Life Lessons from a VA: How to Achieve the “Harvest”

Two years ago I leapt into small business ownership. It was an idea I’d been considering for seven years, but it was only after the birth of my daughter three years ago that I seriously contemplated going for it.

I clicked “publish” on a crude web page, created Facebook and Instagram accounts, and updated my LinkedIn profile to reflect my new small business offering. As they say, the rest is history.

While my business has evolved into a fully-fledged personal assistant role, where I look after everything from operations management, to business development, executive assistant duties and administrative work for the businesses I work with, it started off as something quite different.

I initially focused on short-term project work, before realising clients wanted ongoing support which guaranteed me month-to-month work at a more operational level. Taking on retainer clients was a massive pivot for my business, but one that has certainly paid off.

My clients are from a range of industries; food, engineering, law, finance and technology start-ups, marketing, architects, content and communication and design with tasks ranging from research and development to marketing plan execution, business development, managerial and basic EA duties, such as transcription.

I love that no two days are the same and that I never really know where the day will lead. All of my balls are in the air; it’s a little like having a number of part-time jobs on the go and really becoming engrained and invested in those businesses.

I’m in touch with so many different people across multiple platforms and levels of business, and the tasks and communications are equally varied.

Relationship management and nurturing my relationships with my clients is a huge part of what I do.
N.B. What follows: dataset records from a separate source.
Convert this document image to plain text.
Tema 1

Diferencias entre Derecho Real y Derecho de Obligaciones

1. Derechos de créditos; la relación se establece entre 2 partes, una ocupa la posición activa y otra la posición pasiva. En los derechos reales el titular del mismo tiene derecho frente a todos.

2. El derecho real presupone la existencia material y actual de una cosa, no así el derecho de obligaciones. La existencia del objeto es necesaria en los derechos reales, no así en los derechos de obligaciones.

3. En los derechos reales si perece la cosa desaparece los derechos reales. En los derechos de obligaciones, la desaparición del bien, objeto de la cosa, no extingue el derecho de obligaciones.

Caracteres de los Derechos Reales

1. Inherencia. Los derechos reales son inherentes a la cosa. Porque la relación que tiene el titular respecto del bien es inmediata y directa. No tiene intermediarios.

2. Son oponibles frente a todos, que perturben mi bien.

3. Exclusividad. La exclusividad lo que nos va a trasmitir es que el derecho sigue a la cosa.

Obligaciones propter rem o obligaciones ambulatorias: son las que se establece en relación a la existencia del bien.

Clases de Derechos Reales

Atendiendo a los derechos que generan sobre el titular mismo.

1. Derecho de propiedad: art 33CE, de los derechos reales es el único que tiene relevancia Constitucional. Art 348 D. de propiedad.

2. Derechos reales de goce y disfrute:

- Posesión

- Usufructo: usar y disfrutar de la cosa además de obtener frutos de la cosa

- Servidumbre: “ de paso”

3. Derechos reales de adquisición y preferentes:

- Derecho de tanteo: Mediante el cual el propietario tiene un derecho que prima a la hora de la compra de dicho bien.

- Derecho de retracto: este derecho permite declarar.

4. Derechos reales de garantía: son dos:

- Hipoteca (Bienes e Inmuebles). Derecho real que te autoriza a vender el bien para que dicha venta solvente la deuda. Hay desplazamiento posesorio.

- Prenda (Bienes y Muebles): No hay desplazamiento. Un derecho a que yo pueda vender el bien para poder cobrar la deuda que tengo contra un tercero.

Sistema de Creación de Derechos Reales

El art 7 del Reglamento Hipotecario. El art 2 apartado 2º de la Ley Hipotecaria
Trust is essential, since the businesses I work with are effectively allowing me an inside view and role in their business.  This is particularly the case when it comes to some of the start-ups I work with, since I may be the only other person in their business, making me privy to a range of confidential information. Building this trust takes time, integrity and open communication.

I definitely feel that I’m servicing the niche that I’m most interested in, but finding my groove and building the clientele I have today has been a huge effort. There’s been no luck or overnight success involved; it’s been a hard slog and consistently working at it has been key.

I love quotes like ‘It takes years to become an overnight success’ and ‘If you’re too lazy to plow, don’t expect a harvest’, because they’re so true!  When I first started the business, I’d work during the day while my daughter napped and once I’d put her down at night, I’d sometimes work until 1:00am in order to complete my work and keep building my clientele and my business’ momentum.

I often get asked how I got to be so busy, but from my perspective there’s no secret formula to success.

 So things have certainly progressed from those early days at home.  Once my workload increased to the point where my daughter needed to go to childcare, it was time to find an office space.

I chose Sass Place - a co-working space for female entrepreneurs - at Parkside in Adelaide, South Australia. It’s fantastic because they have an on-site creche, so I could have my daughter close by while I was at work and still separate my home and professional life.  Sass Place has also been a brilliant way to connect with other women in business.  While for some, small business ownership can at times be quite lonely, being part of the Sass Place community has been great.  I’ve met so many inspiring female entrepreneurs, including many who juggle family life and running their own business.

To an extent I also credit technology for the success of a business model and career that didn’t exist 15 years ago.  Everything I do is cloud-based and instant, which allows me to work virtually and instantly upload documents for my clients, wherever they live.

My experience in a vast range of industries at a business level allowed me to develop quite a unique skill-set that I’ve been able to fully utilise because of the scope of my business offering.

The top two pieces of advice I can offer to others seeking to forge a career as a personal assistant – and that also apply to small business more generally - are: 1) be prepared to pivot and 2) know your worth. On the first point, I’ve had to adjust my focus many times. While a lot of people with similar businesses offer packages, I instead meet and tailor quotes to my individual clients, taking into account budget constraints, time-frames and levels of priority.  Adjusting your focus to meet people’s changing needs is absolutely critical to maintaining currency in this competitive market.

And, on knowing your worth, I used to think that if I discounted my price I’d get more clients on board, but I quickly learnt that discounting prices is never the answer. Set your price, value your work and time, and back yourself!

If you’re diligent, hardworking and consistently deliver, the right clients – and that seemingly elusive harvest - will follow.